First, as Friedman notes, "there is overwhelming epidemiological evidence that the vast majority of people with psychiatric disorders do not commit violent acts. Only about 4 percent of violence in the United States can be attributed to people with mental illness." Mental illness is a risk factor for violence, he continues, "but the risk is small." Alcohol and drug abuse are more likely to be triggers of violence than mental illness, he writes, citing a study from the National Institute of Mental Health.
The second problem, as Friedman writes, "is that we are not very good at predicting who is likely to be dangerous in the future."
Still, it would make sense to limit the use of guns by people with mental illness, wouldn't it? It certainly would make sense to many opponents of gun control. Here is where we should beware who's controlling the agenda.

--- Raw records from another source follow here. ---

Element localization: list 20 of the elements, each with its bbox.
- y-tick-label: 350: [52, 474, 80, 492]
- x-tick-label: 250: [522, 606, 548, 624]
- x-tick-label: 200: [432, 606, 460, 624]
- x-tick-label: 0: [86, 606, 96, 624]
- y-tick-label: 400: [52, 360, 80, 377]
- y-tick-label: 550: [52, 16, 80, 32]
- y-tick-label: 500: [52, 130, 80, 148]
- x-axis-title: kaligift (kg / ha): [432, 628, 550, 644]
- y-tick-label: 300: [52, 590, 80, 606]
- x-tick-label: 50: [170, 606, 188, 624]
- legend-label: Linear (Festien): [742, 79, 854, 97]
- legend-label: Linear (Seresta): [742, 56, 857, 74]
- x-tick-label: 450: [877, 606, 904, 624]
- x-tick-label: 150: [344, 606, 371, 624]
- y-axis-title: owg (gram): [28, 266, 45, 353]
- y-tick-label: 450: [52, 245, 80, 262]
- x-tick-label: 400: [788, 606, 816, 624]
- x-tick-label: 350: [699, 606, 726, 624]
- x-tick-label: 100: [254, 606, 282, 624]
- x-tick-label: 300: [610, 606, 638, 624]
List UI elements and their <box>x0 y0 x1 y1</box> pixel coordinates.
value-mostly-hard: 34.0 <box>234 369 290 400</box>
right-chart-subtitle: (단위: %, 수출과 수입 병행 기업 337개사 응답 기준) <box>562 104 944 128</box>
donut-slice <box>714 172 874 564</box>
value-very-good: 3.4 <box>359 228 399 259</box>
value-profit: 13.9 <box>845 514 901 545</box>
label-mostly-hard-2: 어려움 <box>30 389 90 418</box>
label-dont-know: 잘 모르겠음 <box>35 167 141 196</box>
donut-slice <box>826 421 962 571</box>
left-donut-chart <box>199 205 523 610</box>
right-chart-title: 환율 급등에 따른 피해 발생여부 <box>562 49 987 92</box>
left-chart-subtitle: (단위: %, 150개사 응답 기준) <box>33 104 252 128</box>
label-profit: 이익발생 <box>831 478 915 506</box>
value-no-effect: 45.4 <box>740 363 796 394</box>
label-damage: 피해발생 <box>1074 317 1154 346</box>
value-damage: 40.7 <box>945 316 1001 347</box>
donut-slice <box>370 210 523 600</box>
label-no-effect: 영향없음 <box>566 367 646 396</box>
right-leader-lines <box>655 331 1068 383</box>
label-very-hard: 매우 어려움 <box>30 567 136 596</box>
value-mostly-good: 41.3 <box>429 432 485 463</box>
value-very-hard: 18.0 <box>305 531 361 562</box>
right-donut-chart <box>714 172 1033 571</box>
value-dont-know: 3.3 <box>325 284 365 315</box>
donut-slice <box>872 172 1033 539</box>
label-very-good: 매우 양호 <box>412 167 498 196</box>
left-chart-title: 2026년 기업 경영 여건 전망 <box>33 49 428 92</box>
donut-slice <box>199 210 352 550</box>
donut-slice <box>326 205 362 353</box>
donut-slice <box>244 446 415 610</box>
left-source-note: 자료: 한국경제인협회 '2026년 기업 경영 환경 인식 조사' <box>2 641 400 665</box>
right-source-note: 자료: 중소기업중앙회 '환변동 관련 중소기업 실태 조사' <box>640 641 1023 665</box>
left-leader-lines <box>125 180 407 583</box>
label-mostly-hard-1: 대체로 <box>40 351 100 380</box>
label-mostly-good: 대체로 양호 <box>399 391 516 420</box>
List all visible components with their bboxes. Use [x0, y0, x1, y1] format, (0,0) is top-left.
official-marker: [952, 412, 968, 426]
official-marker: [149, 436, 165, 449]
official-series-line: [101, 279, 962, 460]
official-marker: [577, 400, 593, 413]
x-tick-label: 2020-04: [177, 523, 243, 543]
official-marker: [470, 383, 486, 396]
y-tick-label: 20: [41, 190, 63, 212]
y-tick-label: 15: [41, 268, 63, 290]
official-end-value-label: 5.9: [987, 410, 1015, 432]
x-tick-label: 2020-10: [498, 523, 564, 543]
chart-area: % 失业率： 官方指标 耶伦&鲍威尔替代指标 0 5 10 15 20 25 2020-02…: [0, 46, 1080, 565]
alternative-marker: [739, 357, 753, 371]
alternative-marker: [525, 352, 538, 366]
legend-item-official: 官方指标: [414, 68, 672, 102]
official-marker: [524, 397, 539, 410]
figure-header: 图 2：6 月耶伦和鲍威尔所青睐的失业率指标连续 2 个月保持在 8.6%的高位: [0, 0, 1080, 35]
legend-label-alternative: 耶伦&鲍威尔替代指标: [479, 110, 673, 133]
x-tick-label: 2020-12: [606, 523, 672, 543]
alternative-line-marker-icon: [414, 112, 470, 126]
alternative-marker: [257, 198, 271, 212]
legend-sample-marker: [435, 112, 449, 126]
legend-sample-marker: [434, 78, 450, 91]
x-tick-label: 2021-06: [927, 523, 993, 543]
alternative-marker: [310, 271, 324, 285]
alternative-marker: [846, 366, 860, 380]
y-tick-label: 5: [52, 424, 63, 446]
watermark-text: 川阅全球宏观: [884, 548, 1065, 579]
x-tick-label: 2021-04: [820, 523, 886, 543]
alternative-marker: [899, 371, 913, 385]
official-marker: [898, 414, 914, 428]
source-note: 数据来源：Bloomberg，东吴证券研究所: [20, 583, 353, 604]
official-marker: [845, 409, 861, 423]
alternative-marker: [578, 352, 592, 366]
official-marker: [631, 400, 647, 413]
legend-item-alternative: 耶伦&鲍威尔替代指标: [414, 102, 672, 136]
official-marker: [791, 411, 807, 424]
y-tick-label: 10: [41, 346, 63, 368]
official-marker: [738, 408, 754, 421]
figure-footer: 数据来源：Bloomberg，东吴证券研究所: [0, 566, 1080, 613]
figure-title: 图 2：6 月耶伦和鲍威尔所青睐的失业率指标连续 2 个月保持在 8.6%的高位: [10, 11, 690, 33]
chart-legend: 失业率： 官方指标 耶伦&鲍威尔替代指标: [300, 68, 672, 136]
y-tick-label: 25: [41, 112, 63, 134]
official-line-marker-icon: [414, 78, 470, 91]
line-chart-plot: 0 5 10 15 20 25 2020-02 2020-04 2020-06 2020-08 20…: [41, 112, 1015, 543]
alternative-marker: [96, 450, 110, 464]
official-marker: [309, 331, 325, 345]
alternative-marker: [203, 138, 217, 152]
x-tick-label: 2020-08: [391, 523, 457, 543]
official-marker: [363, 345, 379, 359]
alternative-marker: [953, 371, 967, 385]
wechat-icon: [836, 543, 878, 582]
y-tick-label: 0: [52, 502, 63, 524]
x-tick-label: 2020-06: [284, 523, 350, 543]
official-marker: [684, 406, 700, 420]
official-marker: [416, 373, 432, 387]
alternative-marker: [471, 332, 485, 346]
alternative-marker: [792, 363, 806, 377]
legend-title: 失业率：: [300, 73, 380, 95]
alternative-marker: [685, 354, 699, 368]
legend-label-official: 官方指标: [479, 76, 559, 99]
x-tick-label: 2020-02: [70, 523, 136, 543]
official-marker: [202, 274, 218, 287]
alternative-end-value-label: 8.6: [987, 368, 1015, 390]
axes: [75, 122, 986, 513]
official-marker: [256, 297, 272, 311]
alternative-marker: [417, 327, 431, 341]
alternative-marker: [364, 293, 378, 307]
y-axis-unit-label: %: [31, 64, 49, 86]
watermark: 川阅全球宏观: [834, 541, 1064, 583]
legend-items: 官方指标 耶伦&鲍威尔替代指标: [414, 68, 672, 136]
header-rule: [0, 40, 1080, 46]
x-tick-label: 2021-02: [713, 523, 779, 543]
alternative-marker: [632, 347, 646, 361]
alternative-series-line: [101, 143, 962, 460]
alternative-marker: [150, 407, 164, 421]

Voting to restrict the purchase or use of guns by people with mental illness would allow political allies of the National Rifle Association to claim that they had taken steps to prevent violence in the schools -- while doing very little to prevent violence or to restrict the purchase or flow of guns.
I was surprised and pleased to see that Friedman, in a column about mental illness, addresses this political point, too:
All the focus on the small number of people with mental illness who are violent serves to make us feel safer by displacing and limiting the threat of violence to a small, well-defined group. But the sad and frightening truth is that the vast majority of homicides are carried out by outwardly normal people in the grip of all too ordinary human aggression to whom we provide nearly unfettered access to deadly force.
He's right, of course, and the coverage of any gun-control efforts that emerge from the "national conversation" should be eyed with that in mind. Does a piece of proposed legislation represent real change that can make our children safer? Or is it merely political cover?